Bankrupt! is kind of an ironic title for the album since the band might live quite okay from their music by now. It became the follow-up a band quite often produces after the success of a certain album. It’s about remaining the status quo, conserve the atmosphere and show all the aces you have in your hand. Bankrupt! is harmonic and powerful sugar-filled French pop as PHOENIX do it regularly since their 2000 debut United. Easy floating, harmless but quite groovy and catchy melodies and even less edges than on the previous records. The whole production status is – of course – quite big. The guys around singer Thomas Mars never sounded that full and high quality as on Bankrupt! You can almost feel the tension and pressure on creating a proper follow-up to Wolfgang Amadeus Phoenix.

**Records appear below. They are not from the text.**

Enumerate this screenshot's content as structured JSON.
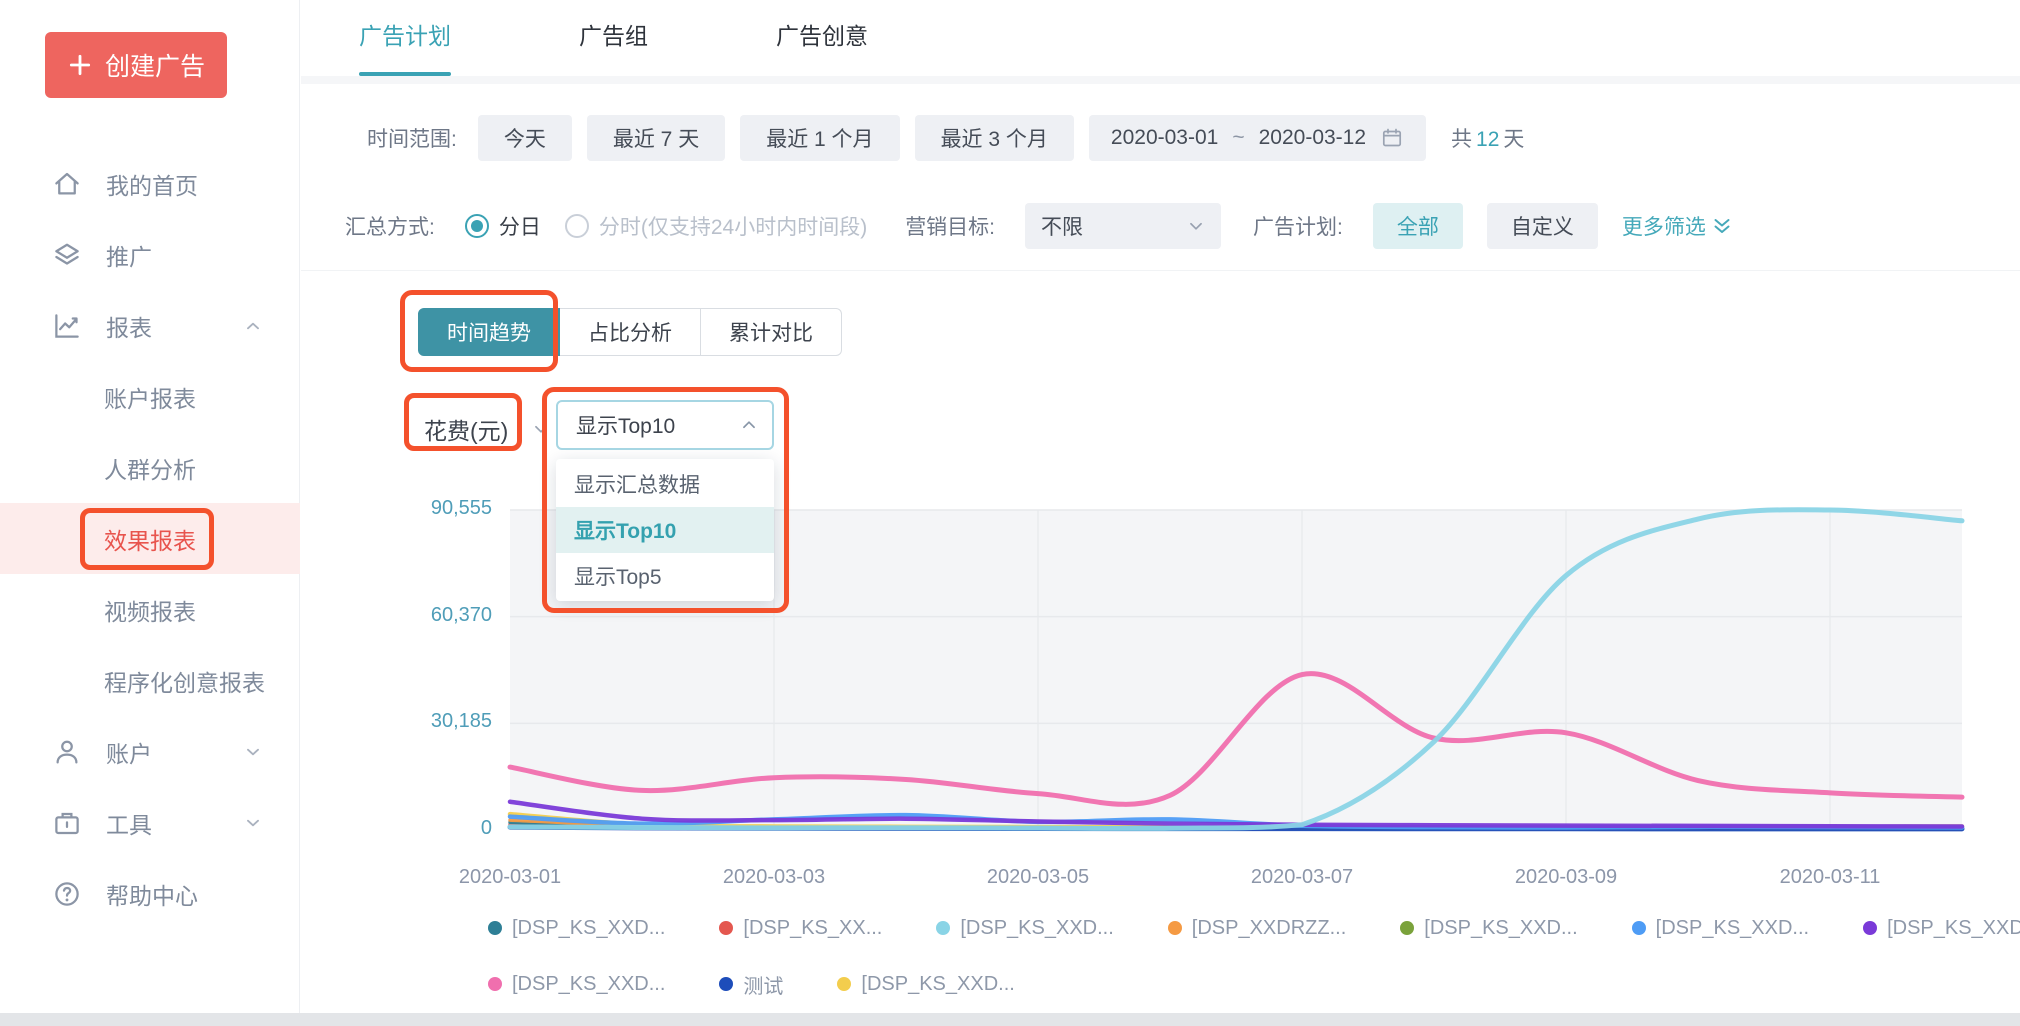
{
  "colors": {
    "brand_red": "#ee655f",
    "accent_teal": "#3aa2b4",
    "annotation_orange": "#f4512c",
    "active_sidebar_bg": "#fdeceb",
    "active_sidebar_text": "#e8544d",
    "chip_bg": "#eef0f4",
    "plot_bg": "#f4f5f7"
  },
  "sidebar": {
    "create_button": "创建广告",
    "items": [
      {
        "id": "home",
        "label": "我的首页",
        "icon": "home",
        "type": "top"
      },
      {
        "id": "promote",
        "label": "推广",
        "icon": "layers",
        "type": "top"
      },
      {
        "id": "reports",
        "label": "报表",
        "icon": "chart",
        "type": "top",
        "chevron": "up"
      },
      {
        "id": "account-report",
        "label": "账户报表",
        "type": "sub"
      },
      {
        "id": "audience-analysis",
        "label": "人群分析",
        "type": "sub"
      },
      {
        "id": "effect-report",
        "label": "效果报表",
        "type": "sub",
        "active": true
      },
      {
        "id": "video-report",
        "label": "视频报表",
        "type": "sub"
      },
      {
        "id": "programmatic-creative-report",
        "label": "程序化创意报表",
        "type": "sub"
      },
      {
        "id": "account",
        "label": "账户",
        "icon": "user",
        "type": "top",
        "chevron": "down"
      },
      {
        "id": "tools",
        "label": "工具",
        "icon": "toolbox",
        "type": "top",
        "chevron": "down"
      },
      {
        "id": "help-center",
        "label": "帮助中心",
        "icon": "help",
        "type": "top"
      }
    ]
  },
  "header": {
    "tabs": [
      {
        "id": "ad-plan",
        "label": "广告计划",
        "active": true
      },
      {
        "id": "ad-group",
        "label": "广告组",
        "active": false
      },
      {
        "id": "ad-creative",
        "label": "广告创意",
        "active": false
      }
    ]
  },
  "filters": {
    "row1": {
      "label": "时间范围:",
      "quick_ranges": [
        "今天",
        "最近 7 天",
        "最近 1 个月",
        "最近 3 个月"
      ],
      "date_start": "2020-03-01",
      "date_separator": "~",
      "date_end": "2020-03-12",
      "total_prefix": "共",
      "total_days": "12",
      "total_suffix": "天"
    },
    "row2": {
      "label": "汇总方式:",
      "radio_daily": "分日",
      "radio_hourly": "分时(仅支持24小时内时间段)",
      "marketing_label": "营销目标:",
      "marketing_value": "不限",
      "campaign_label": "广告计划:",
      "campaign_all": "全部",
      "campaign_custom": "自定义",
      "more_filters": "更多筛选"
    }
  },
  "chart_card": {
    "view_tabs": [
      {
        "id": "time-trend",
        "label": "时间趋势",
        "active": true
      },
      {
        "id": "share-analysis",
        "label": "占比分析",
        "active": false
      },
      {
        "id": "cumulative-compare",
        "label": "累计对比",
        "active": false
      }
    ],
    "metric_label": "花费(元)",
    "top_select": {
      "value": "显示Top10",
      "options": [
        {
          "label": "显示汇总数据",
          "active": false
        },
        {
          "label": "显示Top10",
          "active": true
        },
        {
          "label": "显示Top5",
          "active": false
        }
      ]
    }
  },
  "chart_data": {
    "type": "line",
    "title": "",
    "xlabel": "",
    "ylabel": "花费(元)",
    "grid": true,
    "legend_position": "bottom",
    "ylim": [
      0,
      90555
    ],
    "y_ticks": [
      0,
      30185,
      60370,
      90555
    ],
    "y_tick_labels": [
      "0",
      "30,185",
      "60,370",
      "90,555"
    ],
    "x": [
      "2020-03-01",
      "2020-03-02",
      "2020-03-03",
      "2020-03-04",
      "2020-03-05",
      "2020-03-06",
      "2020-03-07",
      "2020-03-08",
      "2020-03-09",
      "2020-03-10",
      "2020-03-11",
      "2020-03-12"
    ],
    "x_tick_indices": [
      0,
      2,
      4,
      6,
      8,
      10
    ],
    "x_tick_labels": [
      "2020-03-01",
      "2020-03-03",
      "2020-03-05",
      "2020-03-07",
      "2020-03-09",
      "2020-03-11"
    ],
    "draw_order": [
      4,
      1,
      0,
      3,
      9,
      8,
      5,
      6,
      7,
      2
    ],
    "series": [
      {
        "name": "[DSP_KS_XXD...",
        "color": "#2e7f96",
        "width": 3.5,
        "values": [
          2200,
          1000,
          650,
          550,
          500,
          450,
          420,
          380,
          350,
          330,
          300,
          280
        ]
      },
      {
        "name": "[DSP_KS_XX...",
        "color": "#e4574f",
        "width": 3.5,
        "values": [
          1600,
          900,
          600,
          520,
          460,
          420,
          380,
          340,
          310,
          290,
          270,
          260
        ]
      },
      {
        "name": "[DSP_KS_XXD...",
        "color": "#8ad4e6",
        "width": 5,
        "values": [
          900,
          700,
          600,
          650,
          550,
          500,
          1500,
          25000,
          72000,
          88000,
          90555,
          87500
        ]
      },
      {
        "name": "[DSP_XXDRZZ...",
        "color": "#f59a43",
        "width": 3.5,
        "values": [
          2800,
          1200,
          750,
          650,
          560,
          500,
          460,
          430,
          400,
          380,
          360,
          340
        ]
      },
      {
        "name": "[DSP_KS_XXD...",
        "color": "#7aa23b",
        "width": 3,
        "values": [
          600,
          450,
          380,
          340,
          320,
          300,
          280,
          260,
          250,
          240,
          230,
          220
        ]
      },
      {
        "name": "[DSP_KS_XXD...",
        "color": "#4e9cf5",
        "width": 4.5,
        "values": [
          3800,
          1800,
          3000,
          4200,
          2300,
          3000,
          1200,
          800,
          700,
          900,
          800,
          700
        ]
      },
      {
        "name": "[DSP_KS_XXD...",
        "color": "#7a3ad8",
        "width": 4.5,
        "values": [
          8000,
          3200,
          2800,
          3200,
          2400,
          1800,
          1500,
          1350,
          1250,
          1150,
          1050,
          1000
        ]
      },
      {
        "name": "[DSP_KS_XXD...",
        "color": "#f06fae",
        "width": 5,
        "values": [
          17800,
          11200,
          14800,
          14300,
          10300,
          9800,
          44000,
          26000,
          27500,
          14000,
          10500,
          9300
        ]
      },
      {
        "name": "测试",
        "color": "#1d4dba",
        "width": 5,
        "values": [
          800,
          600,
          500,
          450,
          420,
          400,
          380,
          360,
          340,
          330,
          320,
          310
        ]
      },
      {
        "name": "[DSP_KS_XXD...",
        "color": "#f3cd4d",
        "width": 4.5,
        "values": [
          4500,
          1500,
          1000,
          900,
          820,
          760,
          720,
          690,
          720,
          790,
          890,
          1000
        ]
      }
    ]
  }
}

The lead single Entertainment opens the new ten-track-selection with energetic drums and certain Asian influences. Power-pop at it’s best. It’s the music PHOENIX did before, the music that people want to hear and the music they get on Bankrupt! as well. Sunny grooving tunes like The Real Thing, Trying To Be Cool and Bourgeois combine the electronic indie-pop with Mars’ characteristic vocals, creating a lovely atmosphere that basically says “Everything Is Okay”. There are not really melancholic moments that break the happy vibes – the only track to break out of the concept might be the epic seven-minute long title-track. It starts with a tender intro before a fancy bass sequencer interrupts the harmony and Mars’ high voice unfolds over an ambient-like sound pattern. Good to see that they are still able to write such a song.
The rest is predictable and harmless, but quite nice, radio friendly indie-pop. Sometimes smoother like in Drakkar Noir, sometimes more powerful as in S.O.S. in Bel Air or the closing Oblique City. That’s basically it. The new PHOENIX record is one that is produced for the purpose of safety. No risk, just fun. What you expect is what you get – well, only with a lack of really amazing hits like on the previous ones. The songs are all very nice and well done but the indirect plan to re-create the Wolfgang Amadeus Phoenix buzz might have been doomed from the start. You can’t revisit it, the band might even know this. It’s okay for PHOENIX to come out with such a status-quo-record but we really hope they return to the sweet and innocent playfulness again on their next one, combined with new ideas. People might love them even more for such a move.